La difícil lucha contra la corrupción en Europa: alguaciles alguacilados

Me viene a la cabeza ante tantos sucesos de corrupción en la vida pública propia y ajena. No es problema específico de España, a pesar de nuestra larguísima experiencia, no sólo literaria, en materia de picaresca: en el imaginario colectivo prevalece la admiración –casi la envidia- hacia el listillo, frente a la indiferencia -cuando no la burla- hacia el cumplidor.

Quizá esto explica las diferentes reacciones. En la cultura nórdica, como se sabe, un simple descuido en el uso de tarjetas de crédito oficiales –sin ánimo de fraude- lleva a la dimisión de una ministra. No es el caso de Italia, donde no paran de discutir sobre prácticas abusivas en materia de urbanismo, ahora imputables a los antes debeladores de la vieja política, apoyados por el Tribunal Supremo, que confirmó la condena a Silvio Berlusconi hace cuatro años por evasión de impuestos: todo un entramado de facturas falsas a través de sociedades offshore en el contexto de la compra de derechos de televisión para Mediaset.

En cambio, los dos últimos presidentes de Francia han reaccionado con presteza ante casos concretos. Tanto François Hollande como Emmanuel Macron han sufrido en su carne el fenómeno con que abro estas líneas, inspirado en uno de los Sueños de Francisco de Quevedo, sin necesidad de recurrir al Buscón.

En su primer gobierno, Hollande había designado ministro del presupuesto a Jérôme Cahuzac, con una misión de máxima entidad: la lucha contra el fraude fiscal en la República francesa. Pronto surgió un affaire sobre sus cuentas en bancos de Suiza, que negó insistentemente, hasta que no tuvo más remedio que dimitir. Su posterior confesión provocó un auténtico terremoto político. En 2016 apeló la sentencia que le condenaba a tres años de prisión. La desconfianza de los ciudadanos ante la corrupción de los dirigentes llevó a muchos a poner la esperanza en la extrema derecha. Pero el Parlamento europeo acaba de levantar la inmunidad a Marine Le Pen, imputada en otro affaire sobre indicios de financiación fraudulenta del Frente Nacional.

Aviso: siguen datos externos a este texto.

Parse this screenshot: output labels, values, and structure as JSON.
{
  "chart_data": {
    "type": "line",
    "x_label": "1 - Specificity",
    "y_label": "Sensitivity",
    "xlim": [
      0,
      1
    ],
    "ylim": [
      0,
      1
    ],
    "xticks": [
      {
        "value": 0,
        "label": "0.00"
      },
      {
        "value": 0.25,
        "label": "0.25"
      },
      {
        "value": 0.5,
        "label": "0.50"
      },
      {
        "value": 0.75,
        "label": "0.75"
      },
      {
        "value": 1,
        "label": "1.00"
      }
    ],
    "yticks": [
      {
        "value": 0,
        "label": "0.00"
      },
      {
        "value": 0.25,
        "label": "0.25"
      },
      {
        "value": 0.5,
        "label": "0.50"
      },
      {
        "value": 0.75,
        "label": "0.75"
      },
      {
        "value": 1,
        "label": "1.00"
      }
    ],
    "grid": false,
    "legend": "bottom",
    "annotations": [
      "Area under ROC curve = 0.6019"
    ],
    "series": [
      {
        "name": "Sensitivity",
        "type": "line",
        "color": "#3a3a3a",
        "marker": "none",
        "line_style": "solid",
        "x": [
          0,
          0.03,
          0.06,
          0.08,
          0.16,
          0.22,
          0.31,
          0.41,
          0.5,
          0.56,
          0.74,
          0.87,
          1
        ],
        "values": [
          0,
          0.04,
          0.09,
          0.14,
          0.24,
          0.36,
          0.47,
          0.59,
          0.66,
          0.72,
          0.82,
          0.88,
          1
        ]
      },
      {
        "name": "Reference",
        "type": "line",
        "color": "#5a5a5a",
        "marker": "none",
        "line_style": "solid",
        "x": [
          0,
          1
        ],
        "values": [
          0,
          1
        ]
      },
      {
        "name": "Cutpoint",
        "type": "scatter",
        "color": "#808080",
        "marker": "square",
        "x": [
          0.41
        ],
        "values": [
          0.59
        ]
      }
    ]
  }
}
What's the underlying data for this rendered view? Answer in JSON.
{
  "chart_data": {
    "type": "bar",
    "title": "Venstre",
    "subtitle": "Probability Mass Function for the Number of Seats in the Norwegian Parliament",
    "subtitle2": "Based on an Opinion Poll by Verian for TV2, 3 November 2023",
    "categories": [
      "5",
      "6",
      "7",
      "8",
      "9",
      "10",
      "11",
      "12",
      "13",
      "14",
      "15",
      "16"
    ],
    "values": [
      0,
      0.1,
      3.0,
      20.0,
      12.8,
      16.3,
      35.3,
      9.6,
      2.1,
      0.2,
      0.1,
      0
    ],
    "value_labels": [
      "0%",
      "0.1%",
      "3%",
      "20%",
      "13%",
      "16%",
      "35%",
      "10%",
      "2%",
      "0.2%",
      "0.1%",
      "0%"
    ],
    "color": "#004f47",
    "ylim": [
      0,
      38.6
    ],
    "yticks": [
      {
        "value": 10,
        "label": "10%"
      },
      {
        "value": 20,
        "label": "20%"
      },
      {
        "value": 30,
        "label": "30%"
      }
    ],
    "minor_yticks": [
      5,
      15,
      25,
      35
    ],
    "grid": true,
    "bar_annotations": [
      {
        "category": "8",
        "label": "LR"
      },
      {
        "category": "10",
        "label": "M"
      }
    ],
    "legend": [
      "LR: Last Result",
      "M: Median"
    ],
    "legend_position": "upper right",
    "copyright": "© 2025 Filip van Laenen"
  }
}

Tras las elecciones legislativas, se esperaba una leve reorganización técnica del ejecutivo, de acuerdo con la tradición francesa y con la realidad de que todos los ministros habían salido diputados. Pero Macron ha tenido que lidiar una auténtica crisis política, por la dimisión forzada de Richard Ferrand, ministro de cohesión territorial, y firme apoyo del presidente en su reciente campaña. Poco después de su nombramiento, se hicieron públicos affaires diversos previos. A esta se ha añadido luego la del ministro de justicia, François Bayrou, junto con otros de su MoDem (movimiento democrático), implicados también, según parece, en el fraude de los asistentes parlamentarios en la Eurocámara. Aparte de su decidido apoyo a Macron desde comienzos de año, a Bayrou le correspondía defender como ministro de justicia el proyecto de ley para la moralización de la política y la restauración de la confianza de los ciudadanos en la acción pública. Su continuidad resultaba de todo punto imposible.

Por aquellos días de 2013, una encuesta de Ipsos para Publicis, en la que se escuchó a más de seis mil europeos, reflejó cifras alarmantes, no sólo sobre la inquietud ante la corrupción sino, sobre todo, sobre la falta de soluciones por parte de los gobiernos: sólo el 21% confiaba en el de Francia; 19% en España; 15% en Italia; frente al 45% en Alemania. Hoy esa percepción ciudadana, aunque no disponga de datos de sondeos recientes, ha debido de cambiar radicalmente con la enérgica actitud de Emmanuel Macron.

La reacción del presidente francés y de sus ministros parece confirmar la influencia del modelo sueco en el próximo quinquenato. No vendría nada mal algo de eso por estos pagos, donde la ley del embudo campa por sus fueros. No sé si debió dimitir o no el fiscal anticorrupción –institución, por cierto, que me ha parecido contraproducente desde su creación, y los hechos no desmienten cuanto escribí en su día-, pero resulta inaceptable que algunos que le criticaron ácidamente defiendan ahora a correligionarios, no ya con poca estética, sino imputados jurisdiccionalmente. No lo están -al menos por ahora- ninguno de los cuatro ministros sustituidos en Francia. Pero el presidente de la República parece dispuesto a provocar o aceptar las dimisiones, aunque sin cortar por lo sano: al menos dos de los salientes del ejecutivo ocuparán puestos de relieve en la Asamblea Nacional. No parece muy lógico: confirma que la lucha contra la corrupción se resiste a recetas y simplismos.